Basic Mathematics was recently transformed into Intermediate Mathematics with new concepts and features to help your students learn. To give you a behind-the-scenes look at this revised course, we talked with editor Monica Percival. She has 17 years of experience teaching secondary subjects. For the past four years, she’s worked in Abeka’s publishing department and revised books including Algebra 1 and Algebra 2.
Q: Can you share the story of how Intermediate Mathematics was made?
A: “When we first started redoing the Basic Mathematics book, there were really 5 areas that we looked at: customer comments, standards, testing data, curriculum mapping, and market analysis.
One of the things we heard customers wanted was increased rigor. They wanted it to be a little bit more challenging. We did a lot of standards research to see what we would need to put in our math book to meet that need.

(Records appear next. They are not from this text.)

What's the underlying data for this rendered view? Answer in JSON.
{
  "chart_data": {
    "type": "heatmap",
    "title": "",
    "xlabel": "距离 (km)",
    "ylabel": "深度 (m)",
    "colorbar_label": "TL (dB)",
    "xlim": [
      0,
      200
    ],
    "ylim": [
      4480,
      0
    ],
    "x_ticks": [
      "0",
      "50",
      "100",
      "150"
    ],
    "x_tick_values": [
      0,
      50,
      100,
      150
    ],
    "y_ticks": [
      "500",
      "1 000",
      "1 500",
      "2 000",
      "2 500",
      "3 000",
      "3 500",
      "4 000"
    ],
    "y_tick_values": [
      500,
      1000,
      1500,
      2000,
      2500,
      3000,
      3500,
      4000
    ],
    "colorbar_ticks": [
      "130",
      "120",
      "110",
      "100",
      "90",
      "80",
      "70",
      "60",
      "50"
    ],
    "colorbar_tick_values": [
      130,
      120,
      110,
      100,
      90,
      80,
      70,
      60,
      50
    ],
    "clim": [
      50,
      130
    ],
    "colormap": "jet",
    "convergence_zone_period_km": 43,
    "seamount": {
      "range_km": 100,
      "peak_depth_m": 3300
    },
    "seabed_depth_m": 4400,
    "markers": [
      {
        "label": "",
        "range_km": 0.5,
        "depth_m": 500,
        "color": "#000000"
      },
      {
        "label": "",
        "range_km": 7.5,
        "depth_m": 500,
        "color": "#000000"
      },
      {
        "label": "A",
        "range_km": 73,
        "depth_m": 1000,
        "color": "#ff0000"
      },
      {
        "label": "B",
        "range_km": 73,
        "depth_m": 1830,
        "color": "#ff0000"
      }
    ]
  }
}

We also took into account what we could do better in preparing students for standardized testing and high school math courses.
Then, we took Basic Mathematics as the framework, outlined the scope and sequence, identified what we needed to implement from our research, and built it into the book.”

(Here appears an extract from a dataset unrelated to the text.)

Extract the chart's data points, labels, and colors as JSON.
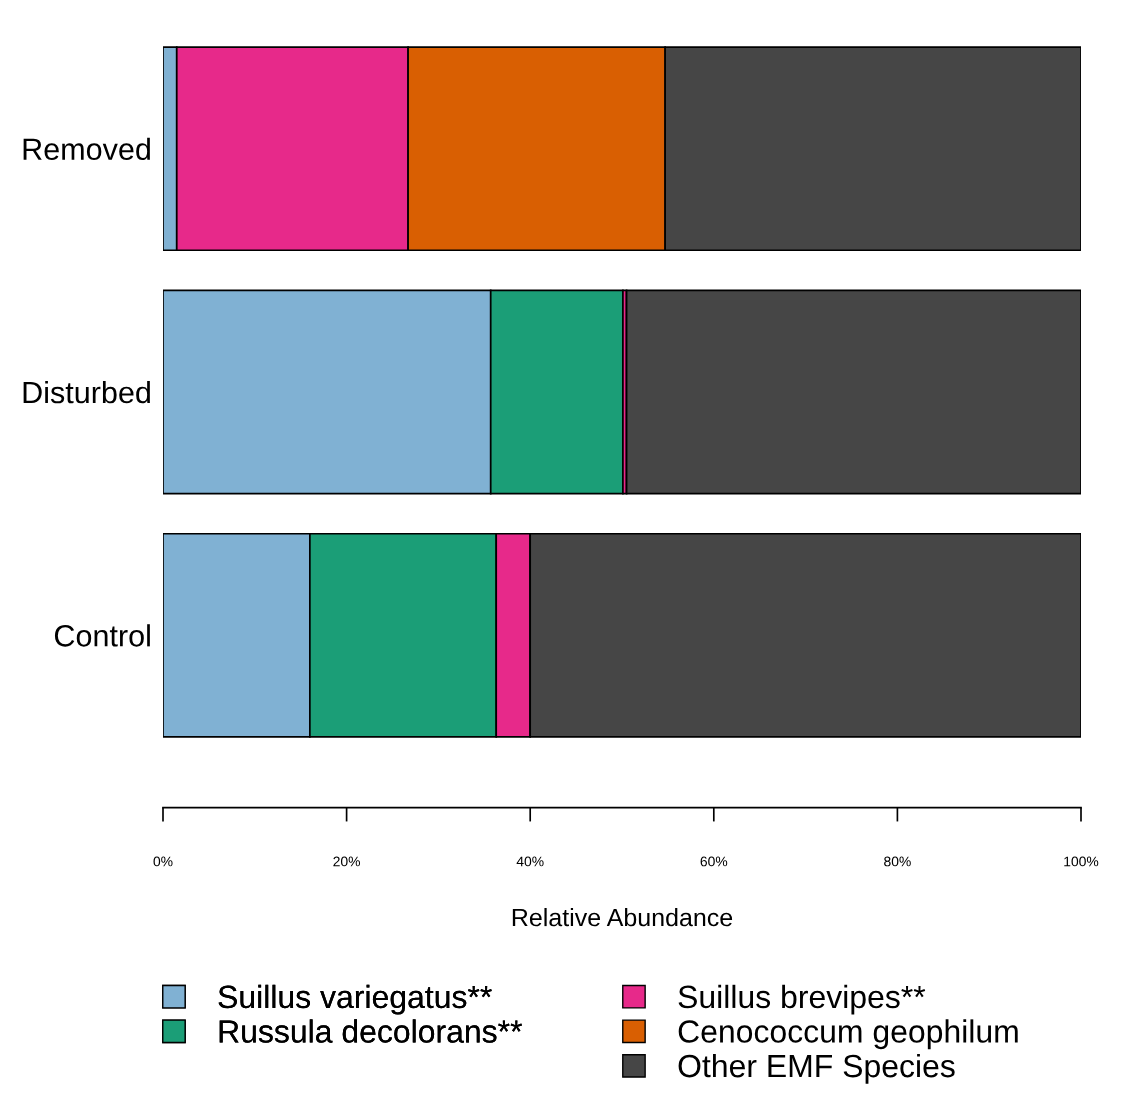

Q: Why did the name change from Basic Mathematics to Intermediate Mathematics?
A: “We found that ‘Intermediate Mathematics’ became a much better description for the revised course. Abeka’s elementary math already gives a thorough introduction to basic math concepts in arithmetic, geometry, and algebra. This text really builds on that. Students get a foundation in a wide variety of mathematical branches. It isn’t just arithmetic or algebra. It is probability and statistics, geometry, and a little bit of trigonometry basics. It is really a bridge from elementary to high school math.”
Q: How can the new book improve students’ learning?
A: “We’ve focused more on understanding instead of just memorizing when it comes to processes.”
Q: Tell us about the new expanded explanations in the student book.
A: “Each section is designed to match a classroom math lesson. The expanded explanations will benefit students who are unable to catch every nuance of each concept in a regular math class. They provide students with a detailed ‘reference manual.’”
Q: How does the new shrunken-text Teacher Edition help teachers?
A: “We took the student book, shrunk it a little, and put daily lessons for teachers on the sides. We wanted to give teachers extra details that would help any teacher, from a first-year to a veteran teacher, to enhance the teaching/learning process for their students. There are several types of extras we implemented:
Tips might be an attention-getter that could help enhance the lesson, a way to explain a concept using an illustration, or a game to play. Quick Quizzes are a flexible assessment option that can be used during review time or given as a quiz. Fast Facts are sometimes an alternate method for a problem or background for a concept to add interest.”
Q: How does Intermediate Mathematics help build critical thinking skills?
A: “Critical thinking starts with knowing facts and building on that knowledge. We supplemented the teacher edition with critical thinking opportunities called Thought Provokers. These are problems where students have to know the facts and then apply them to a situation that they haven’t seen before.”